Problem: The sum of the age of 3 persons is 150 year. 10 years ago their ages were in the ratio 7:8:9. Find their present ages.

Solution:

Let the present ages of the three persons be a, b and c.

We know that the sum of their ages is 150, so we can write:

a + b + c = 150

10 years ago, their ages were (a-10), (b-10) and (c-10) respectively.

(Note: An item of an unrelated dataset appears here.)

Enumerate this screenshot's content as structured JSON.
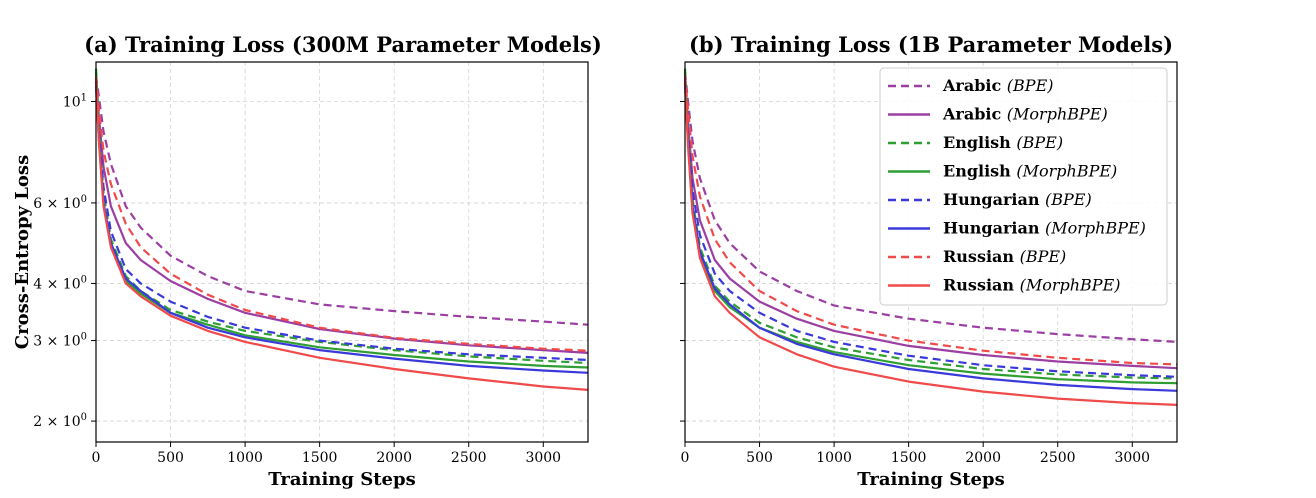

We are given that their ages 10 years ago were in the ratio 7:8:9, so we can write:

(a-10) : (b-10) : (c-10) = 7 : 8 : 9

Multiplying both sides by a common factor, we get:

7a - 70 : 8b - 80 : 9c - 90 = 7 : 8 : 9

Simplifying the above equation, we get:

7a - 8b + b - 70 - 80 = 0

8b - 9c + c - 80 - 90 = 0

Adding the above two equations, we get:

7a - c - 240 = 0

Substituting a + b + c = 150 in the above equation, we get:

7a - 150 - 240 = 0

7a = 390

a = 55

Substituting a = 55 in a + b + c = 150, we get:

b + c = 95

We know that (a-10) : (b-10) : (c-10) = 7 : 8 : 9

Substituting a = 55, we get:

45 : 46 : 47

Adding 10 to each of the above values, we get:

55 : 56 : 57

Therefore, the present ages of the three persons are 55, 56 and 57 years.

Answer: The present ages of the three persons are 55, 56 and 57 years.